Парадокс божественного замысла - страница 23
Заповедь в такой перспективе утрачивает привычный статус директивы, направленной на поведение, и приобретает более глубокий и едва уловимый статус связующего звена между слышащим сознанием и истоком речи. Она не диктует, как должно поступать, не обеспечивает рамку для внешне верного действия, а создает внутреннее напряжение, в котором различение возможно, а присутствие не исчезает в потоке обыденности. Каждая заповедь, если читать ее не как приказ, а как акт удержания, становится точкой напоминания о том, что связь с Богом – не гарантирована и не автоматична, что она может быть утрачена не вследствие проступка, а через постепенное притупление внимания, через замещение живого отклика автоматизмом или слепым следованием. В этом смысле заповедь – это не ограничение, а напоминание о возможности слышания, о том, что каждый шаг человека способен либо усилить его восприимчивость, либо сделать его глухим.
Особое значение здесь приобретают заповеди, выраженные в форме запрета. Они кажутся оборонительными, но их подлинное назначение – не в том, чтобы оградить человека от зла как от внешней угрозы, а в том, чтобы сдержать ту внутреннюю инерцию, которая приводит к утрате различающей чувствительности. Заповедь «не убей» говорит не о недопустимости акта, а об опасности того состояния, в котором другой перестает восприниматься как лицо; «не укради» – не только об экономической честности, но о том, как легко разрушается восприятие границ другого, когда исчезает ощущение дара и благодарности; «не лги» – не столько о правде в юридическом смысле, сколько о памяти, что речь теряет силу, если она становится манипуляцией. Каждая из этих заповедей – не запрет в полицейском смысле, а усилие удержать человеческое сознание в поле различения, где возможно переживание присутствия, а не только соблюдение формы.
Поэтому Закон, как он был явлен на Синае, не может быть сведен к системе норм, выведенных из авторитетного источника, даже если этим источником признается Сам Бог. Суть не в авторитете, а в пространстве, которое создается для того, чтобы голос мог продолжать звучать. Заповеди не навязывают правильность, они организуют внутреннюю структуру внимания, в которой человек остается способным слышать – и в себе, и в другом, и в истории – то, что нельзя отразить в норме. Закон – не результат откровения, а его продолжение в форме памяти, дисциплины, устойчивости. Он не контролирует, а удерживает; не заставляет, а возвращает; не определяет, а помогает не забыть, что всякое действие, если оно происходит вне связи с голосом, становится самозамыканием, даже если формально соответствует предписанию. Заповедь – это не форма контроля над поведением, а способ остаться в живой связи с Тобой, Который говорит – всегда заново, всегда иначе, всегда вне схемы. И потому, что Закон не устанавливает правильность, а удерживает внимание, его исполнение не может быть понято как соблюдение внешнего порядка – оно должно раскрываться как внутренняя практика присутствия, в которой каждая заповедь становится не границей, а движением навстречу живому обращению.
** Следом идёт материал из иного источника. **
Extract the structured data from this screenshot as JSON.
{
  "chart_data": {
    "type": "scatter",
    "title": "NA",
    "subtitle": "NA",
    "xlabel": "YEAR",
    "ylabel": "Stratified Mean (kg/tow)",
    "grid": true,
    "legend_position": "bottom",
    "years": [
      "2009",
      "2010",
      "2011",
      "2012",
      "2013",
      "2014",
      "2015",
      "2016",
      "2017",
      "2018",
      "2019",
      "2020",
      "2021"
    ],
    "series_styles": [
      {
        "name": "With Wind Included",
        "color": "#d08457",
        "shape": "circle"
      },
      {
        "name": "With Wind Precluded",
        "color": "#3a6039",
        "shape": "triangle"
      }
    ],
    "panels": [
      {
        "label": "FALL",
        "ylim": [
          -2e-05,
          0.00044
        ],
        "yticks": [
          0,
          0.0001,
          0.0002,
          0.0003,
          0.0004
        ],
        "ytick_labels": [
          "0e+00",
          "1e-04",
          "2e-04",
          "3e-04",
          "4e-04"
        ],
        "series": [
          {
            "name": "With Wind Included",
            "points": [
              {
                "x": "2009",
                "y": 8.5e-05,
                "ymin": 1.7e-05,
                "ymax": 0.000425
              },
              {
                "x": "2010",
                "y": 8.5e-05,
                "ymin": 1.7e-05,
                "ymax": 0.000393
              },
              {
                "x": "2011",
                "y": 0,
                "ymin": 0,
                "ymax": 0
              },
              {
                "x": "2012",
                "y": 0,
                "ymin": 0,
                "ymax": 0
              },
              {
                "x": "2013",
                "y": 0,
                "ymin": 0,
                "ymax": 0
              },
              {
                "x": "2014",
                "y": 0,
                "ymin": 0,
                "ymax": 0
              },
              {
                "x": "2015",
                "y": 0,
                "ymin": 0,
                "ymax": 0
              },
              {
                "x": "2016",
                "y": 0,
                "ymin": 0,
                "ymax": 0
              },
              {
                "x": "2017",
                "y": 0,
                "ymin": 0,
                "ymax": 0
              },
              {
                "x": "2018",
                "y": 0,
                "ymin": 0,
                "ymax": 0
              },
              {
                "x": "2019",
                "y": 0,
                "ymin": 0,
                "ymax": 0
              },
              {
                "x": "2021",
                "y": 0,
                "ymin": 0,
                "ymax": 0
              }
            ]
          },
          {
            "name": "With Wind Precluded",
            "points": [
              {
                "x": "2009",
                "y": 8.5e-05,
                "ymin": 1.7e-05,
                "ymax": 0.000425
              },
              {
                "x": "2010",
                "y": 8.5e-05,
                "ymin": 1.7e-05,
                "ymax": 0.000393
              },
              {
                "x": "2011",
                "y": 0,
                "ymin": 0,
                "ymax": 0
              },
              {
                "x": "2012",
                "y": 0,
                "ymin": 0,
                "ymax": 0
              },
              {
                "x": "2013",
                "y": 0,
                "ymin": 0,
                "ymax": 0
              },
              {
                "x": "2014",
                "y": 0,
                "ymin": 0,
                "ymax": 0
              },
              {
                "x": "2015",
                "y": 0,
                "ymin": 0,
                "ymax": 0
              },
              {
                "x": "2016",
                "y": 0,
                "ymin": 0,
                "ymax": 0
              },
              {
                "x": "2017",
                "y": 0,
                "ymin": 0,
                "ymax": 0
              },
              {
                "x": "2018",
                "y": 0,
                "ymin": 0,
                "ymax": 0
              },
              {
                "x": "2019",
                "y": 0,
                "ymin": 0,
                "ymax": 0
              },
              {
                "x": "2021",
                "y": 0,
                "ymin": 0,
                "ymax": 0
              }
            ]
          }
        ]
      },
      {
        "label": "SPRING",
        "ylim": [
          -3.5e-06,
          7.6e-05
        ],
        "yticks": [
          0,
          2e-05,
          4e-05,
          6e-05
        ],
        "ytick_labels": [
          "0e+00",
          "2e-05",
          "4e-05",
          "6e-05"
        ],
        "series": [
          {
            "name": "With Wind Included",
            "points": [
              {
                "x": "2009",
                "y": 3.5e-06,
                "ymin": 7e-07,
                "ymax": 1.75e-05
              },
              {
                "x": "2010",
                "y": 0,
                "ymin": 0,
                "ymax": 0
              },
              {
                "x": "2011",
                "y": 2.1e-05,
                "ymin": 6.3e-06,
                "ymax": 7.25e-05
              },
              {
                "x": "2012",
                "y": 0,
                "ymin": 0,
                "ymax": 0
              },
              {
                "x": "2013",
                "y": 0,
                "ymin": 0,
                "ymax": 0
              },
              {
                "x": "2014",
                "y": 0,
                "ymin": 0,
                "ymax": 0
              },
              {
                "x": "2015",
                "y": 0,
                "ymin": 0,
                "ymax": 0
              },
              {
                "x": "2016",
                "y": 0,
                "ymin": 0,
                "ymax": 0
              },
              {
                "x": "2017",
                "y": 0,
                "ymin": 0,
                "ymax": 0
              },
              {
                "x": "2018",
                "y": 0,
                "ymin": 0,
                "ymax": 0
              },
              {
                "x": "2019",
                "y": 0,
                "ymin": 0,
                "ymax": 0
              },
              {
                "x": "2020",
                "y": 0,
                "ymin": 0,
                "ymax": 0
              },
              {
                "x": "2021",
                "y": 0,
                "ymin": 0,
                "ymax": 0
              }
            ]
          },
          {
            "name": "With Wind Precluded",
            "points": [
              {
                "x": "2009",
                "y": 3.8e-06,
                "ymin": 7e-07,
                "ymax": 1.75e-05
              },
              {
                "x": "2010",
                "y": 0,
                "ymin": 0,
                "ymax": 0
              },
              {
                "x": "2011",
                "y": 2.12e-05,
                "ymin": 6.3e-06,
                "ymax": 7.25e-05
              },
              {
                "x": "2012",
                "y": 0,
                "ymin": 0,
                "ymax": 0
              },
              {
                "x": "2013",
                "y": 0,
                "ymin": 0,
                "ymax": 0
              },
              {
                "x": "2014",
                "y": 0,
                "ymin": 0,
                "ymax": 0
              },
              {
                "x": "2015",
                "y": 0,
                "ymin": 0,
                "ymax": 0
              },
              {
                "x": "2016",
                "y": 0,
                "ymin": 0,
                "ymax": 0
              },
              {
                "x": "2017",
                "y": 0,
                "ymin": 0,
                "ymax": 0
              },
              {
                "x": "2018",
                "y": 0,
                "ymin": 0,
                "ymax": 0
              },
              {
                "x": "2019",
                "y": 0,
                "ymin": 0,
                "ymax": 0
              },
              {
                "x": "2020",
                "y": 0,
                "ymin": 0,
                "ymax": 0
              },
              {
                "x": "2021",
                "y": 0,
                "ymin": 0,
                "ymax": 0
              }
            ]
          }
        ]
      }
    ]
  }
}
Если признать, что заповеди не сводятся к нормативному предписанию, а направлены прежде всего на поддержание связи, то становится ясно: исполнение Закона не может пониматься как механическое выполнение требований, как последовательность поступков, соотносимых с некой внешней моделью правильного. Сама структура Закона указывает на иное – на то, что он не столько указывает, как надо действовать, сколько тренирует способность быть в присутствии. В этом смысле Закон становится не системой команд, а формой постоянного возвращения к точке различающего восприятия, где Бог не фиксируется как объект знания или поклонения, но переживается как живое обращение. И если в акте послушания имеет место движение, то это движение не по маршруту от нормы к исполнению, а от замкнутости к открытости, от отвлеченности к включенности, от формальности к вниманию.